Ce numéro spécial de la Revue scientifique et technique de l’Office international des épizooties renoue avec le thème des encéphalopathies subaiguës spongiformes transmissibles (ESST) des animaux. Le premier numéro sur le sujet remonte à juin 1992, en même temps que l’épizootie d’encéphalopathie spongiforme bovine (ESB) atteignait son taux d’incidence le plus élevé mais avant que son extension à d’autres pays ne prenne une dimension significative et que le nouveau variant de la maladie de Creutzfeldt-Jakob ne fasse sa tragique apparition chez l’homme.

Onze ans plus tard, il apparaît clairement que l’ESB était une véritable bombe à retardement et qu’elle exigeait à ce titre une gestion particulièrement prudente. L’ESB a eu des conséquences dommageables à la fois en tant que maladie des bovins et en tant que zoonose, très probablement d’origine alimentaire. De surcroît, elle a provoqué partout de l’inquiétude, de l’effroi, voire de la panique. La confiance des consommateurs dans les aliments a été ébranlée, tandis que de graves menaces pesaient sur la liberté des échanges commerciaux de ruminants et de produits d’origine animale.

L’analyse du risque est devenue un instrument essentiel pour la gestion optimale des conséquences les plus importantes de l’ESB. Elle constitue, avec les normes du Code zoosanitaire international de l’OIE qui en découlent, un modèle permettant de prendre en compte tous les aspects de la maladie animale, tant au niveau national qu’international. L’analyse du risque sous-tend l’ensemble de ce volume, dont les différents chapitres s’articulent autour de trois composantes : l’évaluation du risque, la gestion du risque et la communication relative au risque. L’évaluation du risque associé à l’ESB trouve notamment son illustration dans l’exemple du Canada. Cette partie est suivie de plusieurs chapitres consacrés à la gestion du risque d’ESB en Europe, en Amérique du Nord, en Amérique du Sud et en Asie. Un chapitre sur la communication relative au risque vient compléter cette partie.

Cet ouvrage fait par ailleurs le point sur les maladies à prion et dresse le bilan des connaissances actuelles sur l’ESB, la tremblante et la maladie du dépérissement chronique.

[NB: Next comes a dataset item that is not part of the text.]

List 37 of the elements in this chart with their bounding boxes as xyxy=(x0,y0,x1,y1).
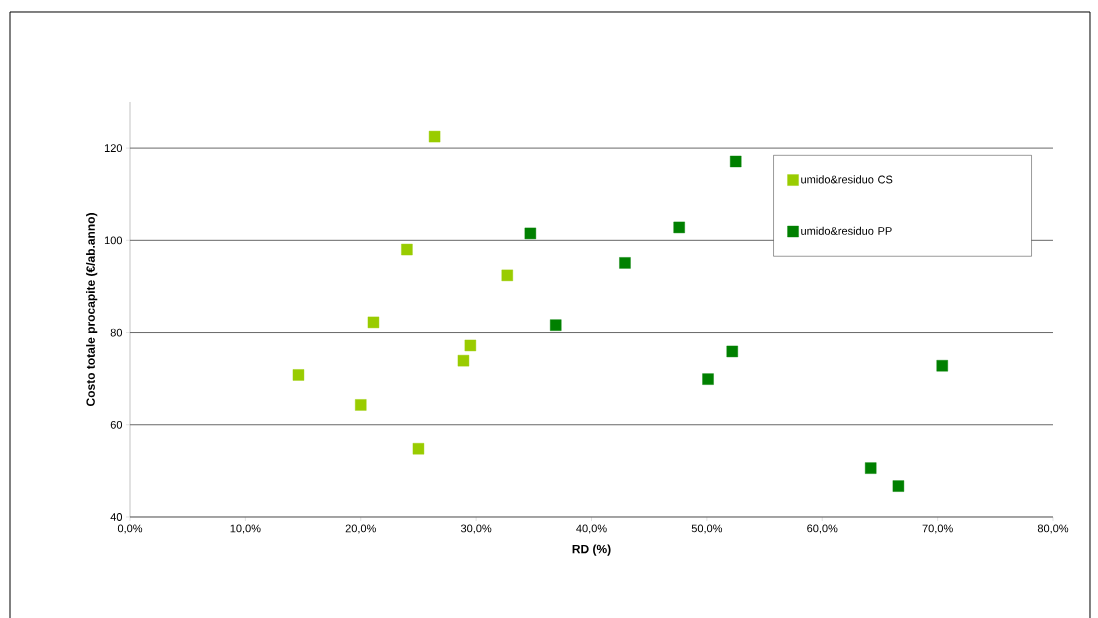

Des thèmes particuliers sont abordés dans d’autres chapitres, par exemple l’incursion éventuelle de l’ESB dans les populations ovines, les possibilités de transmission des ESST aux espèces monogastriques et aux poissons, les épreuves de détection de tissus animaux dans les aliments pour animaux, les méthodes d’équarrissage susceptibles d’inactiver les prions, le diagnostic différentiel de l’ESB chez les bovins d’Europe occidentale, ainsi qu’un aperçu des systèmes de nutrition des ruminants en Europe et sous les tropiques.

On souhaiterait être dix ans plus tard, et savoir quel sera alors le statut des ESST animales. Qu’elles aient été éliminées ou maîtrisées, ou non, ce numéro de la Revue scientifique et technique de l’OIE restera un ouvrage de référence unique en son genre. Fondé sur l’analyse du risque associé à ces maladies, il permettra en effet d’orienter les mesures de gestion des ESST. En outre, il constitue un recueil accessible et concis sur l’état de nos connaissances pour les années à venir.